Mais ce n’est pas vraiment pour assurer la parité que Hollande et Ayrault ont choisi Touraine. Depuis des années au sein du PS, en tant que secrétaire nationale à la Solidarité et la Protection sociale ou à l’Assemblée où elle est membre de la commission des affaires sociales, elle est peu à peu devenue une experte de ces sujets après s’être un moment intéressée aux questions de défense. En s’engageant dès le début de la campagne des primaires derrière François Hollande, elle a obtenu très vite un rôle important dans l’équipe en dirigeant logiquement le pole «Social, Santé, Handicap, Personnes âgées». «C’est un vrai bonheur de travailler avec François Hollande. Il est à la fois à l’écoute et attend beaucoup de notre travail», confiait-elle à 20 Minutes au début de la campagne.

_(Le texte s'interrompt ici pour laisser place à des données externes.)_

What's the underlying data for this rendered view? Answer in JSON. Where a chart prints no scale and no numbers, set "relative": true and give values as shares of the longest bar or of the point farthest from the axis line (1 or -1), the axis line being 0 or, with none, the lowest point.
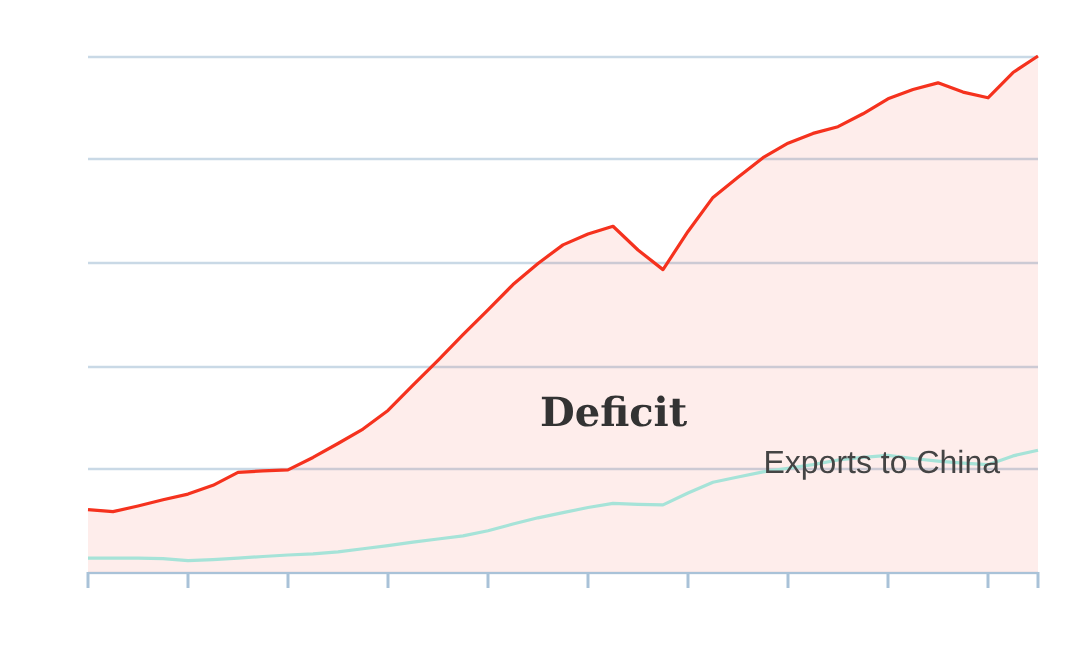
{
  "chart_data": {
    "type": "line",
    "relative": true,
    "grid": "y",
    "marker": "none",
    "categories": [
      null,
      null,
      null,
      null,
      null,
      null,
      null,
      null,
      null,
      null,
      null,
      null,
      null,
      null,
      null,
      null,
      null,
      null,
      null,
      null,
      null,
      null,
      null,
      null,
      null,
      null,
      null,
      null,
      null,
      null,
      null,
      null,
      null,
      null,
      null,
      null,
      null,
      null,
      null
    ],
    "series": [
      {
        "type": "area",
        "color": "#f5321e",
        "values": [
          0.121,
          0.117,
          0.128,
          0.14,
          0.151,
          0.168,
          0.193,
          0.196,
          0.198,
          0.222,
          0.249,
          0.277,
          0.313,
          0.362,
          0.41,
          0.46,
          0.508,
          0.557,
          0.598,
          0.634,
          0.655,
          0.67,
          0.624,
          0.586,
          0.66,
          0.726,
          0.765,
          0.803,
          0.831,
          0.85,
          0.863,
          0.888,
          0.917,
          0.935,
          0.948,
          0.93,
          0.919,
          0.968,
          1
        ]
      },
      {
        "name": "Exports to China",
        "type": "line",
        "color": "#a6e3d8",
        "values": [
          0.027,
          0.027,
          0.027,
          0.026,
          0.022,
          0.024,
          0.027,
          0.03,
          0.033,
          0.035,
          0.039,
          0.045,
          0.051,
          0.058,
          0.064,
          0.07,
          0.08,
          0.093,
          0.105,
          0.115,
          0.125,
          0.133,
          0.131,
          0.13,
          0.153,
          0.174,
          0.184,
          0.194,
          0.201,
          0.208,
          0.217,
          0.222,
          0.226,
          0.22,
          0.215,
          0.211,
          0.208,
          0.225,
          0.236
        ]
      }
    ],
    "annotations": [
      "Deficit"
    ]
  }
}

La confiance du candidat devenu Président

On la voit peu dans les médias. Elle bosse, souvent dans l’ombre mais toujours présente. C’est par exemple avec elle que François Hollande reçoit les principaux syndicats pour écouter leur doléance en début de campagne. C’est également à elle que le candidat socialiste demande de réfléchir à une réforme du quotient familial. Elle penche pour une amélioration du système existant plutôt que pour l’idée d’une remise à plat avec la création d’un crédit d’impôt imaginée par Michel Sapin. Au lendemain d’une fuite dans la presse, le candidat tranche pour son idée. Elle a sa confiance. Et sait monter au créneau quand il le faut. Par exemple à la veille du sommet social de Nicolas Sarkozy en janvier. «Sur la forme, ce sommet est choquant. Comment peut-il prétendre engager des réformes aussi fondamentales alors que des élections très importantes doivent avoir lieu dans quelques semaines. La plupart des mesures ne pourront même pas être mises en œuvre», expliquait-elle à 20 Minutes.

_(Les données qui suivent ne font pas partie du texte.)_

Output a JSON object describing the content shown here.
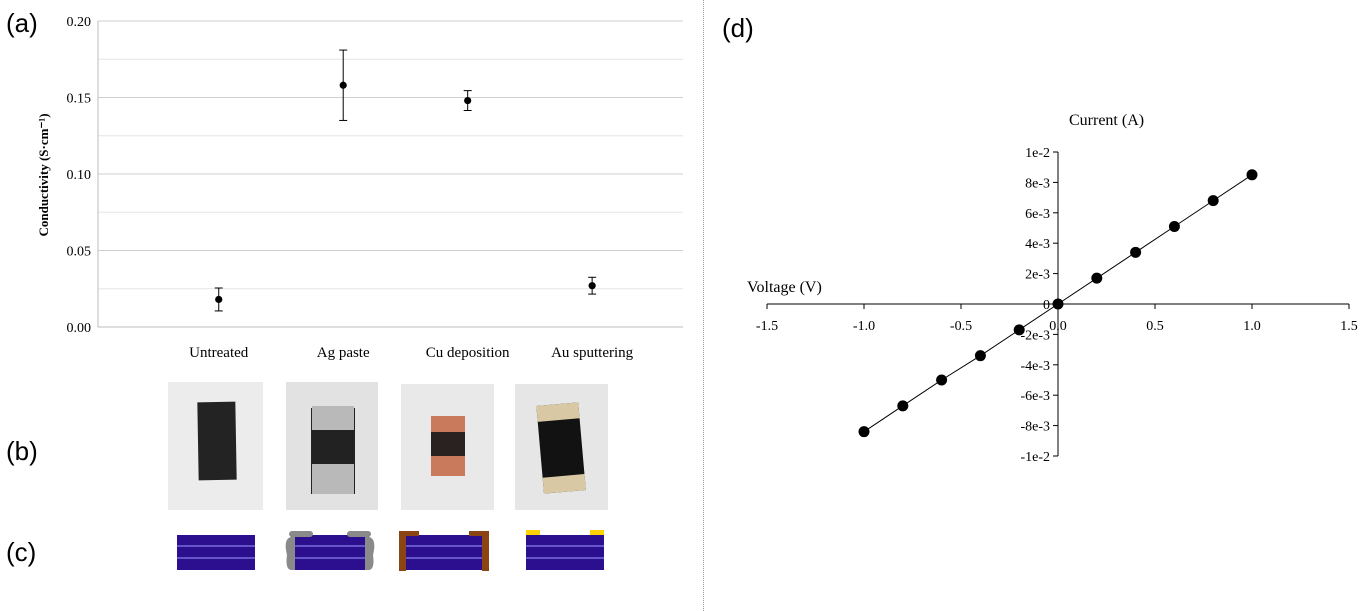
{
  "panels": {
    "a": "(a)",
    "b": "(b)",
    "c": "(c)",
    "d": "(d)"
  },
  "chart_data": [
    {
      "type": "scatter",
      "panel": "(a)",
      "categories": [
        "Untreated",
        "Ag paste",
        "Cu deposition",
        "Au sputtering"
      ],
      "values": [
        0.018,
        0.158,
        0.148,
        0.027
      ],
      "error": [
        0.0075,
        0.023,
        0.0065,
        0.0055
      ],
      "ylabel": "Conductivity (S·cm⁻¹)",
      "ylim": [
        0,
        0.2
      ],
      "yticks": [
        "0.00",
        "0.05",
        "0.10",
        "0.15",
        "0.20"
      ],
      "grid": true,
      "marker_color": "#000000"
    },
    {
      "type": "line",
      "panel": "(d)",
      "xlabel": "Voltage (V)",
      "ylabel": "Current (A)",
      "xlim": [
        -1.5,
        1.5
      ],
      "ylim": [
        -0.01,
        0.01
      ],
      "xticks": [
        "-1.5",
        "-1.0",
        "-0.5",
        "0.0",
        "0.5",
        "1.0",
        "1.5"
      ],
      "yticks": [
        "-1e-2",
        "-8e-3",
        "-6e-3",
        "-4e-3",
        "-2e-3",
        "0",
        "2e-3",
        "4e-3",
        "6e-3",
        "8e-3",
        "1e-2"
      ],
      "x": [
        -1.0,
        -0.8,
        -0.6,
        -0.4,
        -0.2,
        0.0,
        0.2,
        0.4,
        0.6,
        0.8,
        1.0
      ],
      "y": [
        -0.0084,
        -0.0067,
        -0.005,
        -0.0034,
        -0.0017,
        0.0,
        0.0017,
        0.0034,
        0.0051,
        0.0068,
        0.0085
      ],
      "marker_color": "#000000"
    }
  ],
  "photos": [
    {
      "sample": "Untreated",
      "bg": "#ececec",
      "body": "#232323",
      "electrode": "none"
    },
    {
      "sample": "Ag paste",
      "bg": "#e2e2e2",
      "body": "#222222",
      "electrode": "#b9b9b9"
    },
    {
      "sample": "Cu deposition",
      "bg": "#e9e9e9",
      "body": "#2a2220",
      "electrode": "#c97a5c"
    },
    {
      "sample": "Au sputtering",
      "bg": "#e6e6e6",
      "body": "#121212",
      "electrode": "#d8c9a4"
    }
  ],
  "schematics": [
    {
      "sample": "Untreated",
      "layer": "#2b0f8f",
      "contact": "none"
    },
    {
      "sample": "Ag paste",
      "layer": "#2b0f8f",
      "contact": "#8a8a8a"
    },
    {
      "sample": "Cu deposition",
      "layer": "#2b0f8f",
      "contact": "#8b4513"
    },
    {
      "sample": "Au sputtering",
      "layer": "#2b0f8f",
      "contact": "#ffd200"
    }
  ]
}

Elue locale en Indre-et-Loire, elle se représente aux prochaines législatives dans une circonscription qu’elle avait perdue en 2002 avant de la reconquérir de justesse face au candidat UMP, Jean-Jacques Descamps. Elle a d’ailleurs commencé sa campagne mais devra très vite se mettre au travail dans son ministère où quelques dossiers importants l’attendent. Par exemple, la question de l’euthanasie qui agite la société, notamment les catholiques intégristes farouchement opposés à une légalisation. Hollande n’a pas tranché à ce sujet même s’il a parlé d’une amélioration des soins palliatifs et s’est avancé prudemment vers un «encadrement». «Il faudra une procédure: quand une personne demande, parce qu’elle n’en peut plus, quand sa famille appuie cette demande, qu’elle est réitérée, que quatre médecins se sont eux-mêmes prononcés, alors il sera possible d’en terminer avec cette souffrance.» Mais il n’a jamais parlé de loi, plutôt «d’encadrer cette mort dans la dignité», avait-il expliqué.